Deadly toxins, such as ricin, may seem like an unorthodox cancer treatment, but researchers contend that finding homing signals for so-called immunotoxins to target could help avoid confusion between molecules shared by both cancer and normal cells. A study conducted at Thomas Jefferson University has revealed that an immunotoxin found in ricin can potentially target colon cancer cells via a specific receptor, providing a novel approach for treating not only colon cancer, but also gastric, esophageal, and pancreatic cancers.

"These studies pave the way for effective antibody-directed therapy for metastatic disease in colorectal cancer, which currently carries a greater than 90 percent chance of mortality," Dr. Scott Waldman, chair of the Department of Pharmacology and Experimental Therapeutics and the Samuel MV Hamilton Professor at Thomas Jefferson University, said in a statement.

The research performed by Waldman and his colleagues is 20 years in the making after they first discovered the colon cancer receptor GUCY2C (pronounced “goosy toosy”) back in 1993. In addition to colon cancer, GUCY2C molecules are also expressed by gastric, esophageal, and pancreatic cancers. Although it is also expressed by normal cells, these normally expressed receptors are “hidden” from the immune system in both the side of the digestive tract that faces food and water as well as the so-called immunoprivileged area of the brain.
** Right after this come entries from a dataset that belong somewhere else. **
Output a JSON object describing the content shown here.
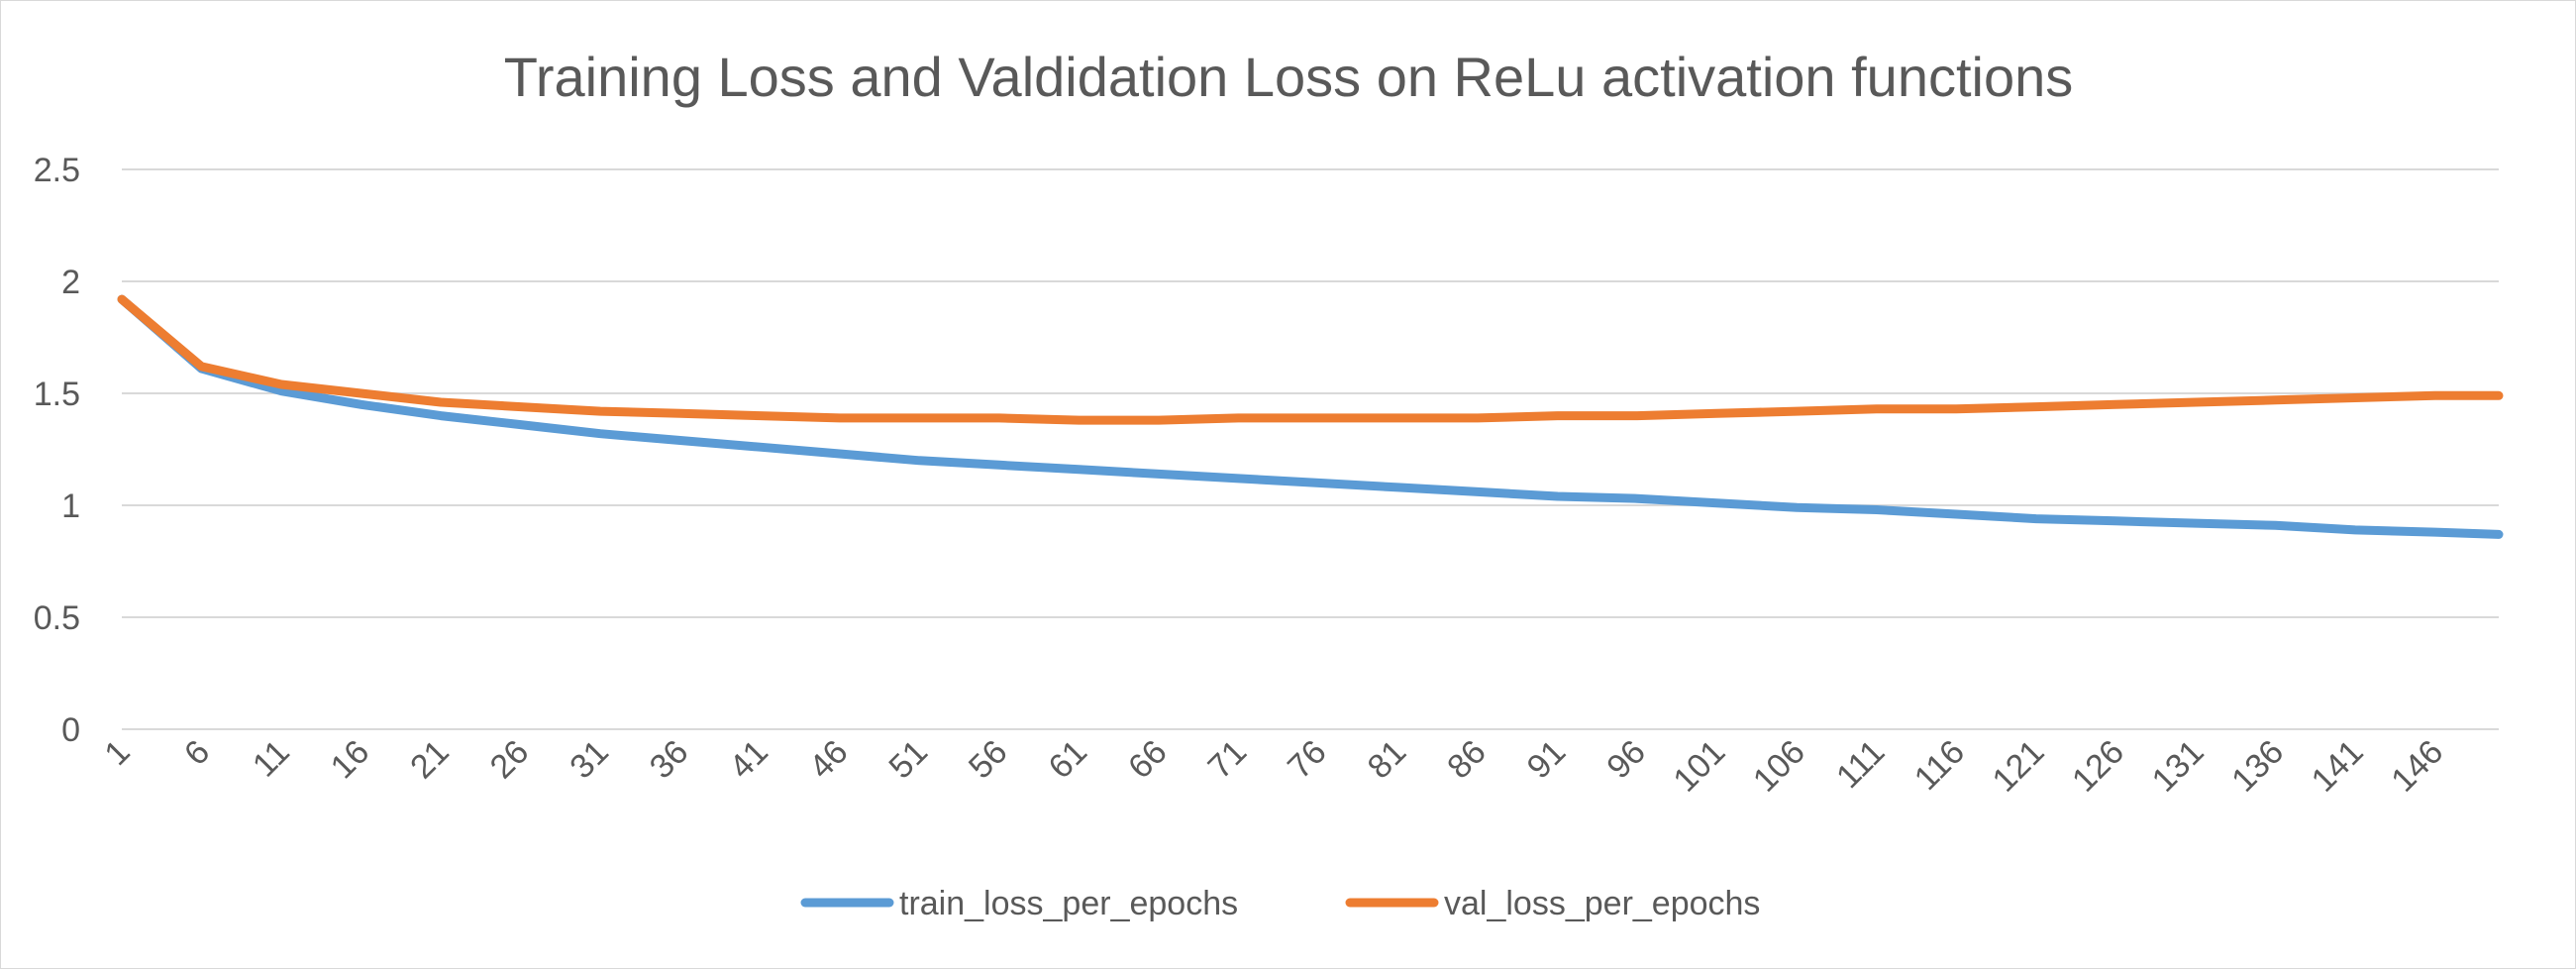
{
  "chart_data": {
    "type": "line",
    "title": "Training Loss and Valdidation Loss on ReLu activation functions",
    "xlabel": "",
    "ylabel": "",
    "ylim": [
      0,
      2.5
    ],
    "yticks": [
      "0",
      "0.5",
      "1",
      "1.5",
      "2",
      "2.5"
    ],
    "xticks": [
      "1",
      "6",
      "11",
      "16",
      "21",
      "26",
      "31",
      "36",
      "41",
      "46",
      "51",
      "56",
      "61",
      "66",
      "71",
      "76",
      "81",
      "86",
      "91",
      "96",
      "101",
      "106",
      "111",
      "116",
      "121",
      "126",
      "131",
      "136",
      "141",
      "146"
    ],
    "x": [
      1,
      6,
      11,
      16,
      21,
      26,
      31,
      36,
      41,
      46,
      51,
      56,
      61,
      66,
      71,
      76,
      81,
      86,
      91,
      96,
      101,
      106,
      111,
      116,
      121,
      126,
      131,
      136,
      141,
      146,
      150
    ],
    "grid": true,
    "legend_position": "bottom",
    "series": [
      {
        "name": "train_loss_per_epochs",
        "color": "#5b9bd5",
        "values": [
          1.92,
          1.61,
          1.51,
          1.45,
          1.4,
          1.36,
          1.32,
          1.29,
          1.26,
          1.23,
          1.2,
          1.18,
          1.16,
          1.14,
          1.12,
          1.1,
          1.08,
          1.06,
          1.04,
          1.03,
          1.01,
          0.99,
          0.98,
          0.96,
          0.94,
          0.93,
          0.92,
          0.91,
          0.89,
          0.88,
          0.87
        ]
      },
      {
        "name": "val_loss_per_epochs",
        "color": "#ed7d31",
        "values": [
          1.92,
          1.62,
          1.54,
          1.5,
          1.46,
          1.44,
          1.42,
          1.41,
          1.4,
          1.39,
          1.39,
          1.39,
          1.38,
          1.38,
          1.39,
          1.39,
          1.39,
          1.39,
          1.4,
          1.4,
          1.41,
          1.42,
          1.43,
          1.43,
          1.44,
          1.45,
          1.46,
          1.47,
          1.48,
          1.49,
          1.49
        ]
      }
    ]
  }
}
Researchers tested the effect of the immunotoxin taken from ricin on lung metastasis in laboratory mice. Findings revealed that colon cancer cells will “gobble up poison” via membrane-bound sacs (endosomes) that bind with digestive/acidic fluid carrying vesicles (lysosomes), as long as they are attached to GUCY2C. The immunotoxin/GUCY2C combination is internalized by colon cancer cells where it destroys its host from inside without affecting the molecules of normal cell.
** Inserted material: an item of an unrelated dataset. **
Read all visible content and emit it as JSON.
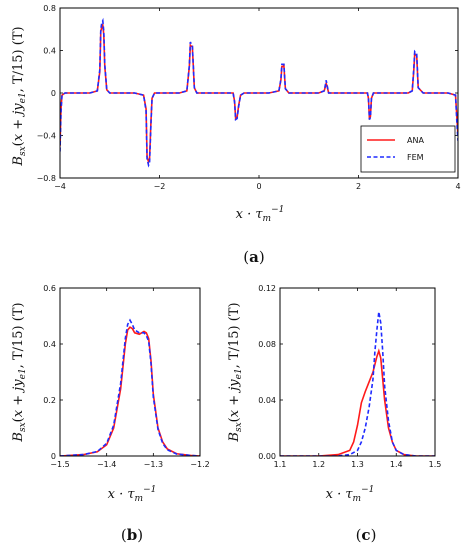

According to the Centers for Disease Control and Prevention, colon cancer is the second leading cause of cancer-related death in the United States and third most common cancer in men and women. While 135,260 people in the U.S. were diagnosed with colon cancer in 2011, 51,783 men and women died as a result of their diagnosis. The Thomas Jefferson University research team’s concept is currently being tested in a phase II clinical trial for gastric, esophageal, and prostate cancers by Millennium Pharmaceuticals.